Regulation of Blood Pressure
The kidneys regulate blood pressure by regulating the volume and concentration of blood. The hormone renin plays an important role in controlling blood pressure, as it regulates the amount of salts retained in the blood, along with the expansion and contraction of blood vessels.
Regulation of Blood pH
The kidneys regulate the acidity of blood by releasing H+ ions with urine, and conserving bicarbonate ions (HCO3-).
Production of Red Blood Cells
The kidneys secrete a hormone erythropoietin that triggers the production of red blood cells (RBCs) in the bone marrow.
Synthesis of Vitamin D
The kidneys produce a hormone calcitriol which is bioactive vitamin D, and is essential for bone development.
Ureters
  • The ureters are narrow tubes that arise from the kidneys and descend to the urinary bladder. Each ureter is attached to the renal pelvis of the respective kidney.

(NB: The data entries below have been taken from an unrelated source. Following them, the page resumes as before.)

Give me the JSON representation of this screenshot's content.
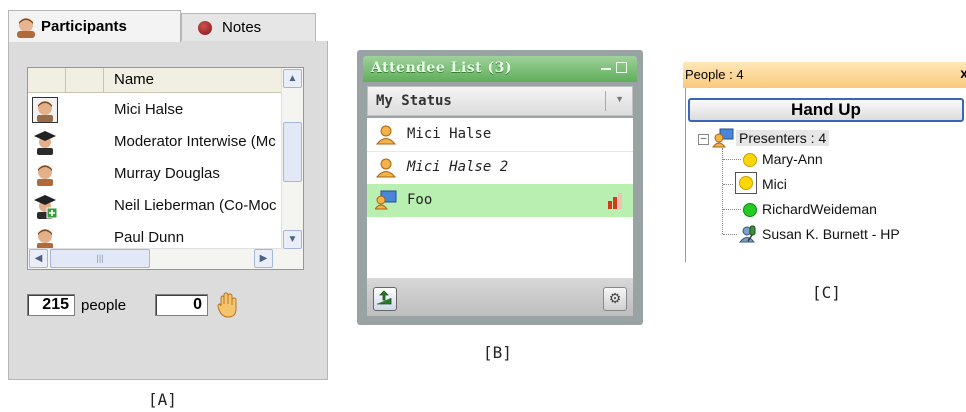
{
  "panel_a": {
    "tabs": [
      {
        "label": "Participants"
      },
      {
        "label": "Notes"
      }
    ],
    "column_header": "Name",
    "participants": [
      {
        "name": "Mici Halse",
        "icon": "person-selected-icon"
      },
      {
        "name": "Moderator Interwise (Mc",
        "icon": "moderator-graduate-icon"
      },
      {
        "name": "Murray Douglas",
        "icon": "person-icon"
      },
      {
        "name": "Neil Lieberman (Co-Moc",
        "icon": "co-moderator-graduate-icon"
      },
      {
        "name": "Paul Dunn",
        "icon": "person-icon"
      }
    ],
    "people_count": "215",
    "people_label": "people",
    "hands_count": "0",
    "caption": "[A]"
  },
  "panel_b": {
    "title": "Attendee List (3)",
    "status_label": "My Status",
    "attendees": [
      {
        "name": "Mici Halse",
        "italic": false,
        "highlighted": false
      },
      {
        "name": "Mici Halse 2",
        "italic": true,
        "highlighted": false
      },
      {
        "name": "Foo",
        "italic": false,
        "highlighted": true
      }
    ],
    "caption": "[B]"
  },
  "panel_c": {
    "header": "People : 4",
    "close_glyph": "x",
    "hand_up_label": "Hand Up",
    "group_label": "Presenters : 4",
    "people": [
      {
        "name": "Mary-Ann",
        "status_color": "#ffd700"
      },
      {
        "name": "Mici",
        "status_color": "#ffd700"
      },
      {
        "name": "RichardWeideman",
        "status_color": "#22cc22"
      },
      {
        "name": "Susan K. Burnett - HP",
        "status_color": "none"
      }
    ],
    "caption": "[C]"
  }
}
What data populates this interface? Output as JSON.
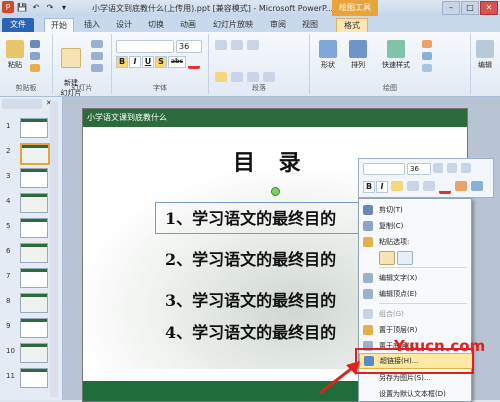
{
  "titlebar": {
    "title": "小学语文到底教什么(上传用).ppt [兼容模式] - Microsoft PowerP...",
    "context_tab": "绘图工具",
    "min": "–",
    "max": "□",
    "close": "✕"
  },
  "tabs": {
    "file": "文件",
    "items": [
      "开始",
      "插入",
      "设计",
      "切换",
      "动画",
      "幻灯片放映",
      "审阅",
      "视图",
      "格式"
    ]
  },
  "ribbon": {
    "paste": "粘贴",
    "clipboard_label": "剪贴板",
    "new_slide": "新建\n幻灯片",
    "slides_label": "幻灯片",
    "font_size": "36",
    "font_label": "字体",
    "paragraph_label": "段落",
    "shapes": "形状",
    "arrange": "排列",
    "quick_styles": "快速样式",
    "drawing_label": "绘图",
    "edit": "编辑",
    "fmt": {
      "bold": "B",
      "italic": "I",
      "underline": "U",
      "shadow": "S",
      "strike": "abc"
    }
  },
  "slides": {
    "numbers": [
      "1",
      "2",
      "3",
      "4",
      "5",
      "6",
      "7",
      "8",
      "9",
      "10",
      "11"
    ]
  },
  "slide": {
    "banner": "小学语文课到底教什么",
    "title": "目 录",
    "items": [
      "1、学习语文的最终目的",
      "2、学习语文的最终目的",
      "3、学习语文的最终目的",
      "4、学习语文的最终目的"
    ]
  },
  "minitoolbar": {
    "font_size": "36"
  },
  "context_menu": {
    "items": [
      "剪切(T)",
      "复制(C)",
      "粘贴选项:",
      "",
      "编辑文字(X)",
      "编辑顶点(E)",
      "组合(G)",
      "置于顶层(R)",
      "置于底层(K)",
      "超链接(H)...",
      "另存为图片(S)...",
      "设置为默认文本框(D)"
    ]
  },
  "watermark": "Yuucn.com",
  "colors": {
    "accent": "#e6a33b",
    "highlight": "#e02020",
    "banner": "#2e6b3c"
  }
}
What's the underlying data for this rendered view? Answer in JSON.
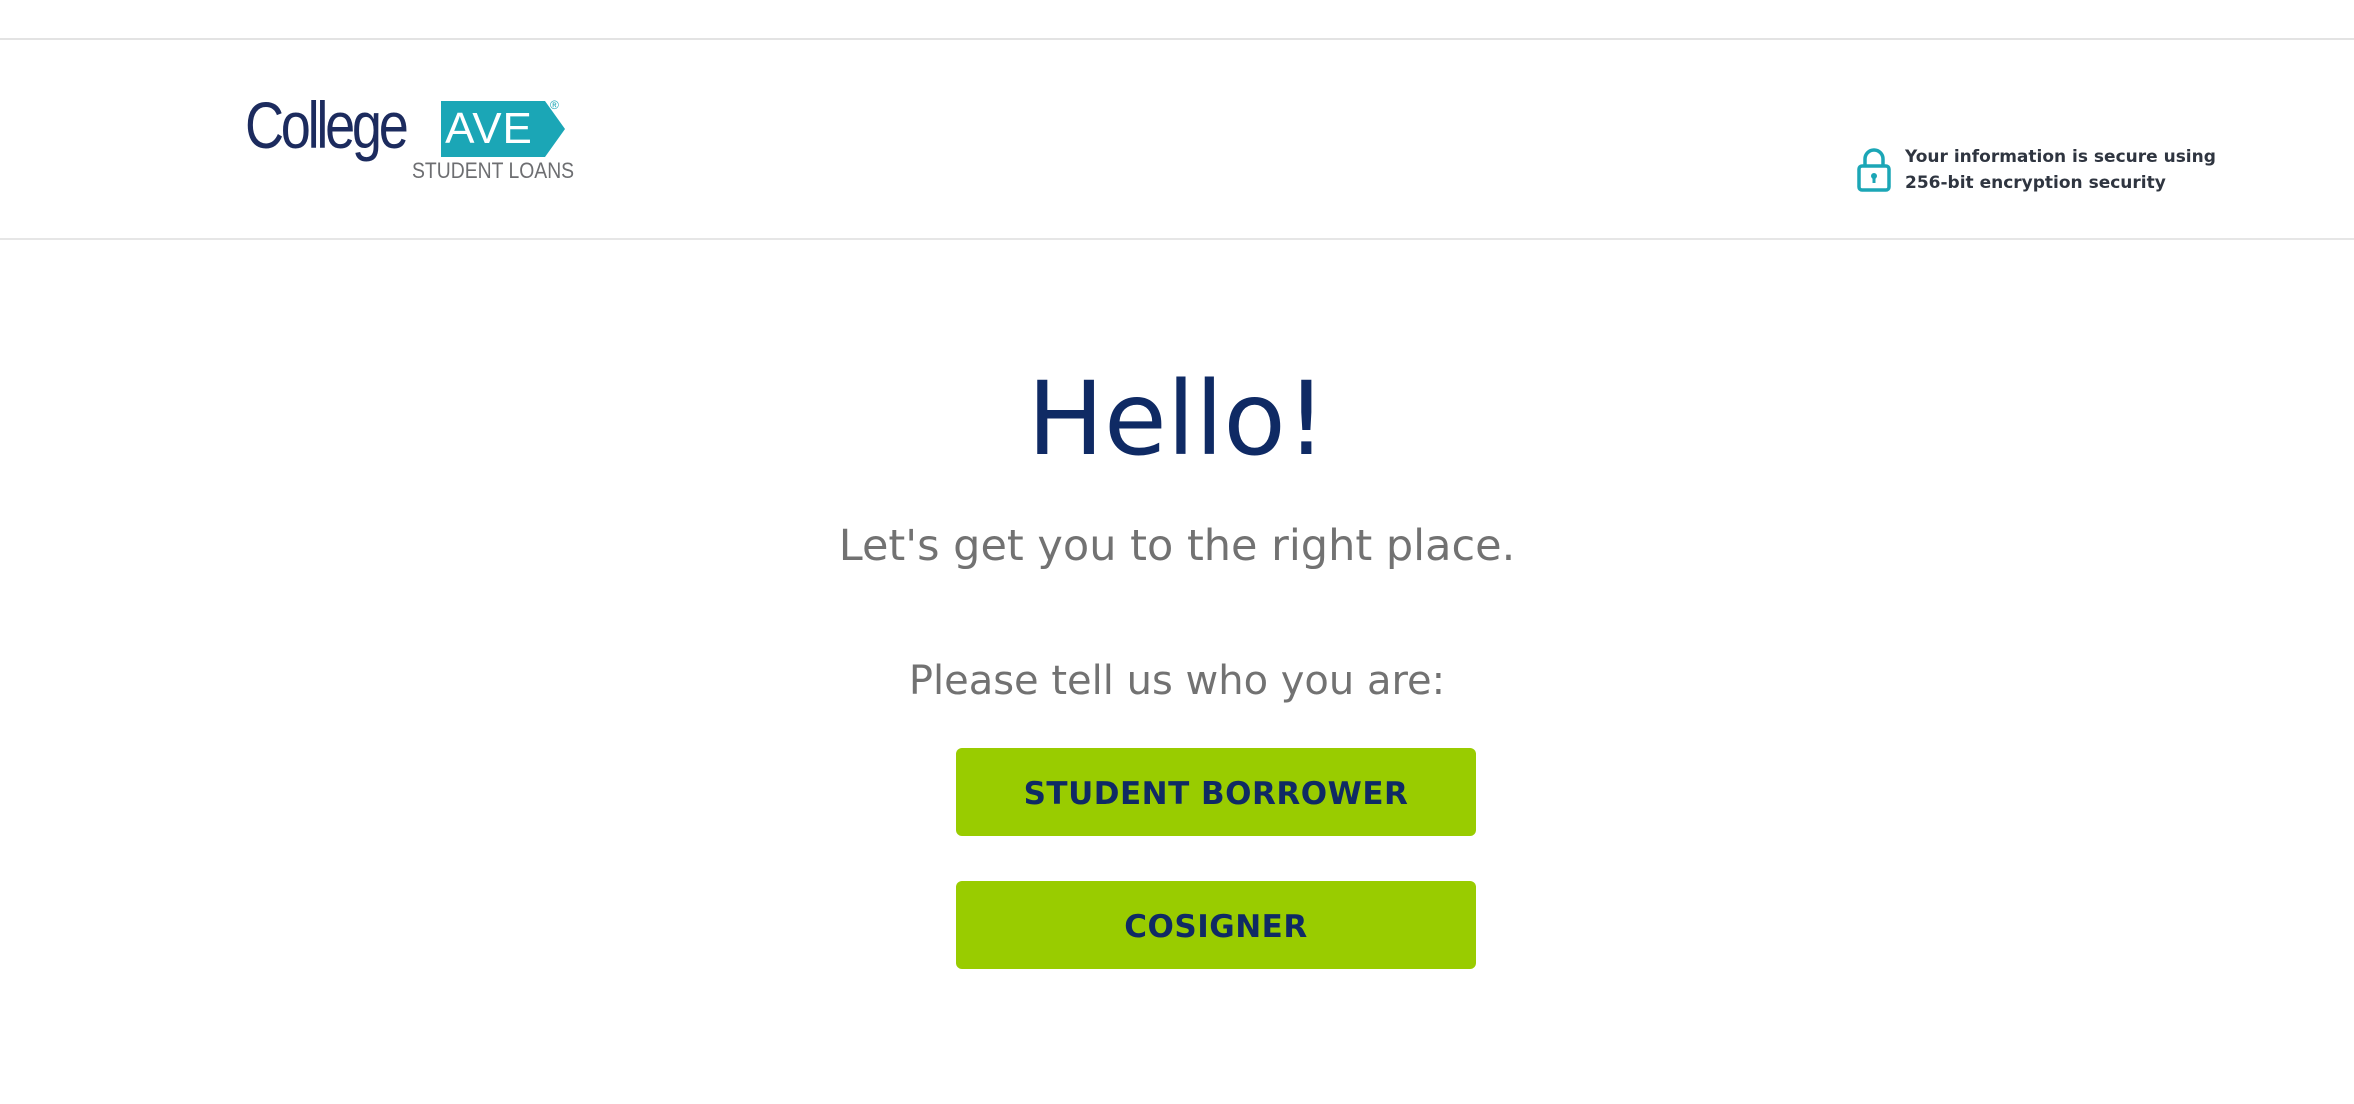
{
  "header": {
    "logo": {
      "brand_name": "College",
      "tag_text": "AVE",
      "registered_mark": "®",
      "subtitle": "STUDENT LOANS"
    },
    "security": {
      "icon": "lock-icon",
      "line1": "Your information is secure using",
      "line2": "256-bit encryption security"
    }
  },
  "main": {
    "greeting": "Hello!",
    "subtitle": "Let's get you to the right place.",
    "prompt": "Please tell us who you are:",
    "buttons": {
      "student_borrower": "STUDENT BORROWER",
      "cosigner": "COSIGNER"
    }
  },
  "colors": {
    "brand_navy": "#0f2a64",
    "brand_teal": "#1ba6b6",
    "button_green": "#99cc00",
    "text_gray": "#727272"
  }
}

  • The function of the ureters is to transport urine from the renal pelvis of the kidneys to the urinary bladder.
  • The urine flows downwards through the ureter due to the rhythmic contraction and relaxation of the smooth muscles of its walls. The ends of the ureters extend into the bladder.
  • Improper functioning of the ureters can lead to cystitis or infection of the kidneys.
Urinary Bladder
  • The urinary bladder is a triangular, hollow organ that is located in the lower abdominal region.
  • The function of the urinary bladder is to store urine until it is expelled from the body.
  • The urinary bladder expands when it is full, and reduces in size when empty.
  • Circular muscles, known as sphincter muscles, prevent the leakage of urine from the bladder. These muscles are located at the opening of the bladder into the urethra.
  • The nerves present in the bladder control the process of urination or micturition. When the bladder is full and it is time for urination, the nerves of the bladder transmit this information to the brain. The brain then signals the bladder muscles to contract and the sphincter muscles to relax, so as to facilitate urination.
Urethra
  • The urethra is the tube through which urine is expelled from the body.
  •  It is 8 inches long in males and 2 inches long in females.
  • The flow of urine through the urethra is controlled by the internal and external urethral sphincter muscles.
  • In males, the urethra also serves as the tube through which semen is ejaculated.
The urinary system functions in proper coordination with other organs, like the skin, lungs and intestines, to excrete all types of waste products generated in the body, while carrying out the vital life processes. Any kind of injury or damage to any part of the urinary system can impair the whole process of excretion, leading to accumulation of toxic substances, and giving rise to a number of health problems.